U. study of hormone therapy to explore benefits to heart
A just-published study that breaks findings down by age and how close to menopause therapy starts casts those findings into doubt.
The University of Utah is one of eight centers nationwide now conducting a randomized, double-blind clinical trial of estrogen therapy for women who have just undergone natural menopause.
For now, those researchers are recommending use of hormone replacement therapy, called HRT, only to cope with unpleasant symptoms of menopause such as hot flashes. But they say recent studies, published in the Archives of Internal Medicine and the Journal of Women's Health, represent a "startling discrepancy" with the findings that damned HRT. The more recent research involved a younger group of women who used HRT around the time of menopause and it found what appears to be heart-protective benefits, apparently dependent on long-term use starting very soon after menopause.
The result is the launch of the Kronos Early Estrogen Prevention Study (KEEPS), which besides the U. includes Harvard, Yale, the Mayo Clinic and others. Each of the eight centers will enroll 90 women ages 42 to 58 for the four-year study, which will look specifically at hardening of the arteries.
Most data before that suggested that HRT was associated with a high degree of protection against coronary heart disease, mortality and osteoporotic fractures, as well as a small increase in breast cancer risk. That risk was found with combination therapy, not estrogen alone.

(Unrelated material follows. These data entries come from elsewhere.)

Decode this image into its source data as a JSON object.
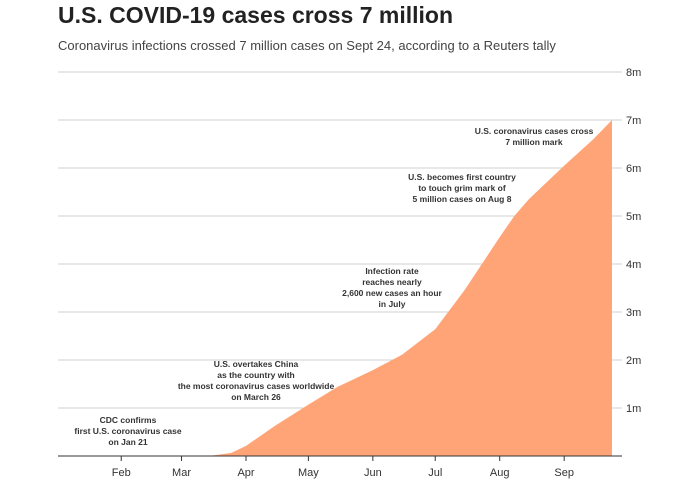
{
  "header": {
    "title": "U.S. COVID-19 cases cross 7 million",
    "subtitle": "Coronavirus infections crossed 7 million cases on Sept 24, according to a Reuters tally"
  },
  "chart_data": {
    "type": "area",
    "title": "U.S. COVID-19 cases cross 7 million",
    "subtitle": "Coronavirus infections crossed 7 million cases on Sept 24, according to a Reuters tally",
    "xlabel": "",
    "ylabel": "",
    "ylim": [
      0,
      8000000
    ],
    "xlim": [
      "2020-01-21",
      "2020-09-24"
    ],
    "grid": true,
    "legend": "none",
    "fill_color": "#FFA477",
    "x_ticks": [
      {
        "date": "2020-02-01",
        "label": "Feb"
      },
      {
        "date": "2020-03-01",
        "label": "Mar"
      },
      {
        "date": "2020-04-01",
        "label": "Apr"
      },
      {
        "date": "2020-05-01",
        "label": "May"
      },
      {
        "date": "2020-06-01",
        "label": "Jun"
      },
      {
        "date": "2020-07-01",
        "label": "Jul"
      },
      {
        "date": "2020-08-01",
        "label": "Aug"
      },
      {
        "date": "2020-09-01",
        "label": "Sep"
      }
    ],
    "y_ticks": [
      {
        "value": 1000000,
        "label": "1m"
      },
      {
        "value": 2000000,
        "label": "2m"
      },
      {
        "value": 3000000,
        "label": "3m"
      },
      {
        "value": 4000000,
        "label": "4m"
      },
      {
        "value": 5000000,
        "label": "5m"
      },
      {
        "value": 6000000,
        "label": "6m"
      },
      {
        "value": 7000000,
        "label": "7m"
      },
      {
        "value": 8000000,
        "label": "8m"
      }
    ],
    "series": [
      {
        "points": [
          {
            "x": "2020-01-21",
            "y": 1
          },
          {
            "x": "2020-02-15",
            "y": 15
          },
          {
            "x": "2020-03-01",
            "y": 75
          },
          {
            "x": "2020-03-15",
            "y": 3500
          },
          {
            "x": "2020-03-25",
            "y": 65000
          },
          {
            "x": "2020-04-01",
            "y": 210000
          },
          {
            "x": "2020-04-15",
            "y": 630000
          },
          {
            "x": "2020-05-01",
            "y": 1070000
          },
          {
            "x": "2020-05-15",
            "y": 1440000
          },
          {
            "x": "2020-06-01",
            "y": 1790000
          },
          {
            "x": "2020-06-15",
            "y": 2110000
          },
          {
            "x": "2020-07-01",
            "y": 2640000
          },
          {
            "x": "2020-07-15",
            "y": 3450000
          },
          {
            "x": "2020-08-01",
            "y": 4560000
          },
          {
            "x": "2020-08-08",
            "y": 5000000
          },
          {
            "x": "2020-08-15",
            "y": 5350000
          },
          {
            "x": "2020-09-01",
            "y": 6050000
          },
          {
            "x": "2020-09-15",
            "y": 6600000
          },
          {
            "x": "2020-09-24",
            "y": 7000000
          }
        ]
      }
    ],
    "annotations": [
      {
        "lines": [
          "CDC confirms",
          "first U.S. coronavirus case",
          "on Jan 21"
        ]
      },
      {
        "lines": [
          "U.S. overtakes China",
          "as the country with",
          "the most coronavirus cases worldwide",
          "on March 26"
        ]
      },
      {
        "lines": [
          "Infection rate",
          "reaches nearly",
          "2,600 new cases an hour",
          "in July"
        ]
      },
      {
        "lines": [
          "U.S. becomes first country",
          "to touch grim mark of",
          "5 million cases on Aug 8"
        ]
      },
      {
        "lines": [
          "U.S. coronavirus cases cross",
          "7 million mark"
        ]
      }
    ]
  }
}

"Rather than saying a late start (of HRT years after menopause) is bad, they said categorically it's bad and you should stop as soon as you can. We think it was an incorrect conclusion," said Dr. Eliot Brinton, an associate professor at the U. and director of the metabolism section of Cardiovascular Genetics there. He will lead the U. trial.
In the more recent study, women ages 50 to 59 "did show signs of reduced risk of heart disease," said Dr. JoAnn Manson, chief of the Division of Preventive Medicine at Brighams and Women's Hospital and co-author of the recent reports.
In a teleconference Monday she cited a 45 percent "significant" reduction for heart attack and coronary heart disease. By contrast, in older study participants, there was no sign of reduced risk, she said.